Free, until full capacity is reached, with prior ticket collection on the Museo Reina Sofía website from 10am on the last working day before the activity. 

Place
Nouvel Building, Auditorium 200
Capacity
200  people
Organised by
Museo Reina Sofía
Collaboration
José Guadalupe Posada, The Oaxaca Skull, 1903. Library of Congress
José Guadalupe Posada, The Oaxaca Skull, 1903. Library of Congress

In this encounter, Benjamin H.D. Buchloh and Michelle Harewood present the key aspects of the exhibition From Posada to Isotype, from Kollwitz to Catlett, curated by both, in a survey on graphic art’s potential during historical avant-garde movements. The conversation touches on issues such as the development and exchange between different print media — woodcuts, wood engravings, linocut and lithography — which, during the first half of the twentieth century and at odds with its purportedly obsolete nature, served as a platform to vindicate and mobilise a broad number of international art movements.

Consequently, it sets out from the figures of José Guadalupe Posada (1852–1913) and Käthe Kollwitz (1867–1945), artists who started to develop their artistic practice in Mexico and Germany, respectively, between the end of the 19th century and the beginning of the 20th and used an ostensibly backward-looking technique as a medium of expression for social critique. This trend related to the resurgence of traditional graphic art would crystalise in different places, historical circumstances and art movements, for instance in German Expressionism from 1905 onwards with the work of artists such as Max Beckmann (1884–1950), Otto Dix (1891–1969) and George Grosz (1893–1959), or the Mexican Taller de Gráfica Popular which, founded by Raúl Anguiano (1923–2006), Luis Arenal (1909–1985), Leopoldo Méndez (1902–1969) and Pablo O’Higgins (1904–1983) in 1937, contributed to causes such as the nationalisation of mining and petrol resources and the fight for the land rights of indigenous peoples by means of a concerted production of posters, pamphlets and prints.

Finally, as a dialectic and historical conclusion, the attention shifts to the Isotype (International System of Typographic Picture Education) project created in 1926 by Gerd Arntz (1900–1988), Otto Neurath (1882–1945) and Marie Reidemeister-Neurath (1898–1986) to develop a universal communication system via images, reflecting on their role — and, by extension, on their pictorial quality — within a new and emerging information society.

Participants

Benjamin H.D. Buchloh is an art historian who has served as an Andrew W. Mellon Professor of Modern and Contemporary Art in the Department of History of Art and Architecture at Harvard University. His published essay volumes include Neo-Avantgarde and Culture Industry (MITpress, 2000) and Art Since 1900. Modernism, Antimodernism, Postmodernism (Thames and Hudson, 2005, co-edited with Yve Alain Bois, Hal Foster and Rosalind Krauss), and his work has keenly recovered the critical legacy and structural challenge of artists such as Michael Asher, Marcel Broodthaers, James Coleman and Dan Graham. He curated the retrospective on Gerard Richter at the Metropolitan Museum, in New York (2020), and received the Golden Lion Award for his work in Contemporary Art History and Art Criticism at the Venice Biennale in 2007. In 2015 he was a guest lecturer at the Museo Reina Sofía’s series of master lectures.

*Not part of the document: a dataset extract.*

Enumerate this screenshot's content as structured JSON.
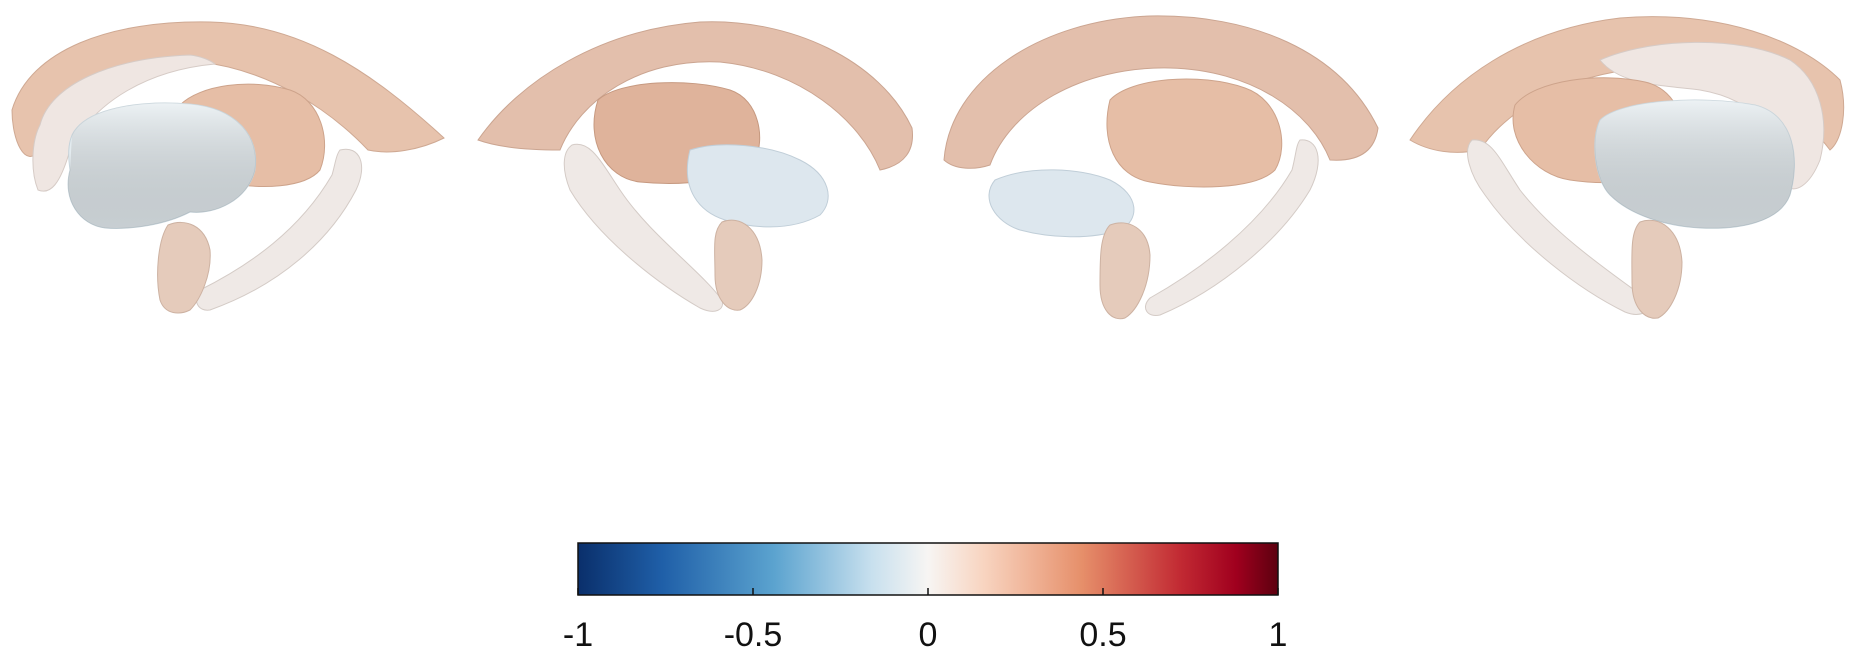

Michelle Harewood is an art historian who has worked as an assistant curator in institutions such as MoMA’s Painting and Sculpture Department and at Guggenheim, New York. Her line of research focuses on twentieth-century photography and Latin American art and she has been involved in events that include the James Rosenquist retrospective (Guggenheim Museum, New York, 2004). Moreover, she has conducted research and written the script for From Marseille to Martinique: A Surreal Odyssey, a documentary on artist Wifredo Lam (1902–1982) and The Hundred Days, an adaptation of Joseph Roth’s novel.